Bernard Mornah was however granted bail several hours later.
He lamented that the Police manhandled him and treated him in a way that violates his human rights.
He told Umaru Sanda Amadu on Eyewitness News that the National Security Minister was complicit in the “uncouth” conduct of the Police against him
“The Minister is always the one polluting the president about the happenings in Togo and eventually he had to use his office to push. I asked many people that I am close to in government that how come this could come about and it turned out that my suspicion of the National Security Minister is justified… If his friend is the minister responsible for security in Togo, and his friend is Faure Gnasingbe and we are bringing the issues of Togo so that people get to know the alarming situation, the abductions that are going on, and he does want that to be seen of his friends, what do you expect him to do?,” he quizzed.
“…I am scandalized that Ghana would want to position itself as ‘anti-people’s freedom’ in Togo and that they are for a government that has been dominated by one family for 50 years,” he added.
26 Togolese arrested for illegal protest in Accra
In October 2017, the Police arrested 26 Togolese nationals for attempting to stage an unlawful demonstration over the political situation in their country.
According to the Accra Regional Police Operations Officer, Chief Superintendent Kwasi Ofori, about 300 Togolese had to be dispersed lawfully at the Kawukudi Park because their intended action was in clear breach of Ghana’s public order act.
That was the second time that Togolese in Ghana have tried demonstrating in solidarity with efforts back home by the opposition to have presidential term limits.
Meanwhile, some Civil Society Organizations and individuals have condemned the Police for their recent actions especially against persons who plan to hold non-commercial special events.
Ghanaian innovator and researcher with IMANI Africa, Bright Simmons, challenged the Ghana Police over its suggestion that it must approve all notices of non-commercial events before they can be held.
According to him, that stance is not back by law.

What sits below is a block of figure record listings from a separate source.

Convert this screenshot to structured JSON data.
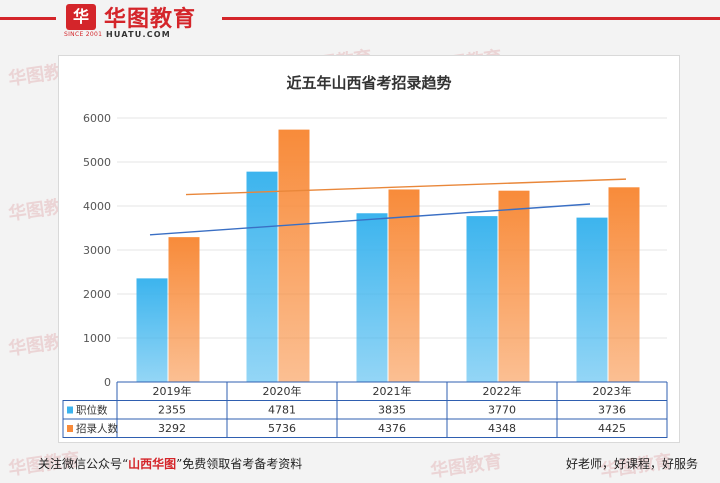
{
  "brand": {
    "badge_text": "华",
    "name_cn": "华图教育",
    "since": "SINCE 2001",
    "url": "HUATU.COM",
    "color": "#d4252a"
  },
  "chart_data": {
    "type": "bar",
    "title": "近五年山西省考招录趋势",
    "categories": [
      "2019年",
      "2020年",
      "2021年",
      "2022年",
      "2023年"
    ],
    "ylim": [
      0,
      6000
    ],
    "yticks": [
      0,
      1000,
      2000,
      3000,
      4000,
      5000,
      6000
    ],
    "grid": true,
    "legend": "table-bottom",
    "series": [
      {
        "name": "职位数",
        "values": [
          2355,
          4781,
          3835,
          3770,
          3736
        ],
        "color": "#3cb4ee",
        "trendline": "linear"
      },
      {
        "name": "招录人数",
        "values": [
          3292,
          5736,
          4376,
          4348,
          4425
        ],
        "color": "#f88b3a",
        "trendline": "linear"
      }
    ],
    "data_table": true
  },
  "watermark_text": "华图教育",
  "footer": {
    "left_prefix": "关注微信公众号“",
    "left_highlight": "山西华图",
    "left_suffix": "”免费领取省考备考资料",
    "right": "好老师，好课程，好服务"
  }
}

What does the Public Order Act say?
The Public Order Act 1994 (ACT 491), from where the Police draws its authority in the holding of special of events indicates that, in attempt to stop a special events from occurring either because organizers refuse to comply with a request to postpone or relocate events, “police may apply to any judge or a chairman of a Tribunal for an order to prohibit the holding of the special event on the proposed date or at the proposed location.”